1. Improvements in Power
Power is indispensable for robotic systems, so improved power—whether better battery storage or greater efficiency—is a massive exponential driver in robotics. Lipson explained, “Devices now use less power, and can store more power per kilogram. It’s creating a doubling [of the] exponential trend in power use.”
Computers used in robots are faster, cheaper, and more energy efficient than ever before. For example, microprocessors in machine motors generate significantly more power-per-unit (Watts) than their previous generations.
2. New Materials
New materials have the potential to change how robots are built as well as which tasks they can perform. Soft robotics has already been shown to be successful for developing robots for aquatic environments.
Recently, a team of scientists developed a muscle-like material stronger than human muscle yet soft enough to be easily carved and manipulated. These kinds of new materials are being developed for prosthetics, but could be used to develop new robotic designs previously not possible.
3. Advances in Computing
Computing devices are becoming smaller, easier to use, cheaper, and more accessible. “A one gigahertz computer is now $35,” said Lipson. “You can use it to do almost anything, and they’re becoming smaller and smaller.” As the technology becomes cheaper, it’s also entering the hands of younger generations. Students in middle school are now building robots that, only a few years ago, were considered PhD worthy—and universities are struggling to keep up.
Additionally, the DIY revolution is breaking down price barriers in traditional manufacturing. Manufacturing machines that once cost tens of thousands of dollars are now funded on Kickstarter for a fraction of the price. Priced at less than $2,000, Makerarm raised nearly half a million dollars and is the first complete digital fabrication robotic arm that mounts to a desktop.
4. Robotics Manufacturing
With new technologies like 3D printing, the speed of manufacturing robots is itself accelerating. Companies can 3D print full robots and their parts in condensed production timeframes, and therefore experiment with new designs faster. This allows companies to create more versatile and organic shapes with key features like better strength-to-weight ratio, such as this UAV designed to mimic the wings of insects and bats that can flap and hover.
According to Lipson, 3D printed internal parts such as actuators, muscles, and batteries are also game changing for the industry. “All of these things will allow us to make robots that are not just bolted together parts, but more organic, interesting, and capable systems.”
5. Big Data + Algorithms
Though the robotics industry has had fast computers and sensors for some time, it lacked the right algorithms to make sense of all of the data being accumulated. But times have changed.
“The artificial intelligence that’s behind the scenes is allowing us to endow robots with the ability to see and understand what is happening around them,” said Lipson.
In addition, advanced machine learning algorithms are enabling robots to be more autonomous and able to respond and adapt to complex, organic situations—a challenging prospect for robots relying on human programming.

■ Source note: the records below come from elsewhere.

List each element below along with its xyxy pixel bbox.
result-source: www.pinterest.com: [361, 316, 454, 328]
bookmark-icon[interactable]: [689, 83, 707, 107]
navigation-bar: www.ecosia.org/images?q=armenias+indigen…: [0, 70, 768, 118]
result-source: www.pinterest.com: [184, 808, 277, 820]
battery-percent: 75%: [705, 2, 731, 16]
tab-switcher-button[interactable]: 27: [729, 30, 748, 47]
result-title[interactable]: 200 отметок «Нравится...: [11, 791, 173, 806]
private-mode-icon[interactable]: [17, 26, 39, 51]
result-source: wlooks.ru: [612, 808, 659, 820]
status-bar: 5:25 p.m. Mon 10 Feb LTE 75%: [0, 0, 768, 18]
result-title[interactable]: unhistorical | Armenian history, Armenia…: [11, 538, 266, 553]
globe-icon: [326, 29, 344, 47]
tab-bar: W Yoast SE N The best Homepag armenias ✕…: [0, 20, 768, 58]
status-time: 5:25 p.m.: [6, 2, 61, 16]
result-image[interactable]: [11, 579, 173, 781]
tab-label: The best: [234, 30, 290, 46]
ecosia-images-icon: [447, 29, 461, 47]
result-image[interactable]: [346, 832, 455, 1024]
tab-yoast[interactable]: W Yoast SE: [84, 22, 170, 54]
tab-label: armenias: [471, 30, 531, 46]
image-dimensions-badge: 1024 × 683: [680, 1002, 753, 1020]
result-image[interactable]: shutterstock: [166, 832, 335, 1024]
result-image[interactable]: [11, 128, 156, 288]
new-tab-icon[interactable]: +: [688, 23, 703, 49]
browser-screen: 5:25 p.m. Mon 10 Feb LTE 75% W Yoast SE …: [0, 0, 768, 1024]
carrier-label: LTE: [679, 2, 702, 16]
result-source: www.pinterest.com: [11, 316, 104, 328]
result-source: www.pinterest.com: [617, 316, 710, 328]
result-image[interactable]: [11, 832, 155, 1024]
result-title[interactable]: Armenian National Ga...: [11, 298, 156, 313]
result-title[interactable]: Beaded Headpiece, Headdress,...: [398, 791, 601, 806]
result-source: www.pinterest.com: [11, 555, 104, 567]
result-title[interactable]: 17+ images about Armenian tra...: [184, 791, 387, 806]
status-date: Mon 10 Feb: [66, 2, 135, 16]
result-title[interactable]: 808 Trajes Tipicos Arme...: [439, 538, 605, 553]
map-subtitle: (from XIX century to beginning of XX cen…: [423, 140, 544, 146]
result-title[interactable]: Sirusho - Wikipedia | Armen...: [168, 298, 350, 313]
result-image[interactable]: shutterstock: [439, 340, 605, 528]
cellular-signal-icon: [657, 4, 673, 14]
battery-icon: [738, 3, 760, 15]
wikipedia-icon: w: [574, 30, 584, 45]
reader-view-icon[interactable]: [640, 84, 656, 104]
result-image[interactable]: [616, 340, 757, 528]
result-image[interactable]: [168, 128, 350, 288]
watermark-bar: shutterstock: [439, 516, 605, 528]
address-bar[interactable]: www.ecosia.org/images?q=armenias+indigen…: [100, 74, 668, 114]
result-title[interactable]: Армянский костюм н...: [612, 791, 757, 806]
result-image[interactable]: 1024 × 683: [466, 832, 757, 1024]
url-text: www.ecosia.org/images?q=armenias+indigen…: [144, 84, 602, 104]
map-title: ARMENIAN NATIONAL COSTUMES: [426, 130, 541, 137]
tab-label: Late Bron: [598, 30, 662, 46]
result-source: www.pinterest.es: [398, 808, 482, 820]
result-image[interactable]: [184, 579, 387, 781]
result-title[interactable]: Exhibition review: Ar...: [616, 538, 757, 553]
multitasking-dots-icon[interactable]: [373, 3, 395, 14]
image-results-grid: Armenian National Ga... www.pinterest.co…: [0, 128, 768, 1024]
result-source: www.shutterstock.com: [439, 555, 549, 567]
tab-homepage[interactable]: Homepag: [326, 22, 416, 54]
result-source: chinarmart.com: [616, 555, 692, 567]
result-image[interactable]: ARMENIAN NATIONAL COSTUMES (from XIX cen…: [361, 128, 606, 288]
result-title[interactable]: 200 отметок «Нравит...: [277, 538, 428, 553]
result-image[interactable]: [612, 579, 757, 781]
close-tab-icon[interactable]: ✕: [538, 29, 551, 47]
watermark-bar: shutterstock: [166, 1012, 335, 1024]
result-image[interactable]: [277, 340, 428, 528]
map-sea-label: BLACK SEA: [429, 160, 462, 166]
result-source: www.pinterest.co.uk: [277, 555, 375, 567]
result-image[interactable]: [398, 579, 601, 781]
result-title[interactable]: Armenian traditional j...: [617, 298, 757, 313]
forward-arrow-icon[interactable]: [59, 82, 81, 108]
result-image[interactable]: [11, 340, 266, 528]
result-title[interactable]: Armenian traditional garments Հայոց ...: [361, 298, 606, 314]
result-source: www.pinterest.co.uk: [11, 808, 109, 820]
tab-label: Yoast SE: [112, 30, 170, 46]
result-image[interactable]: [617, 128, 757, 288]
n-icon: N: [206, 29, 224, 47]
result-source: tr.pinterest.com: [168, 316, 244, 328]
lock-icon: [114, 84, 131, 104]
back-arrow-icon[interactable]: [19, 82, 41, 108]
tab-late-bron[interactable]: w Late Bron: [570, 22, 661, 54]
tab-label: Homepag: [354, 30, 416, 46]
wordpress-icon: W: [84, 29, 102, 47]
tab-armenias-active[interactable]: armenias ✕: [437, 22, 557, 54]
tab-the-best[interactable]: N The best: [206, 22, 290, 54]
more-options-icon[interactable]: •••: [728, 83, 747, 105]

This opens up a slew of opportunities for manufacturing facilities, which are filled with unstructured environments that require quick, adaptive responses.
What do these developments mean for the future of manufacturing?
Lipson envisioned that together these five exponential trends could transform manufacturing plants entirely. Imagine a factory that isn’t operated by individual robots, but by one cloud-connected system, where all machines are constantly communicating, learning, and growing as a single fluid system—a system that could learn to simulate scenarios and autonomously recover from malfunction.
“What one robot knows, it will share with all of the other robots,” said Lipson. “Manufacturing robots doing inspection and working in factories will gain the experience of a thousand lifetimes, and this accelerated learning will compound all the previous trends.”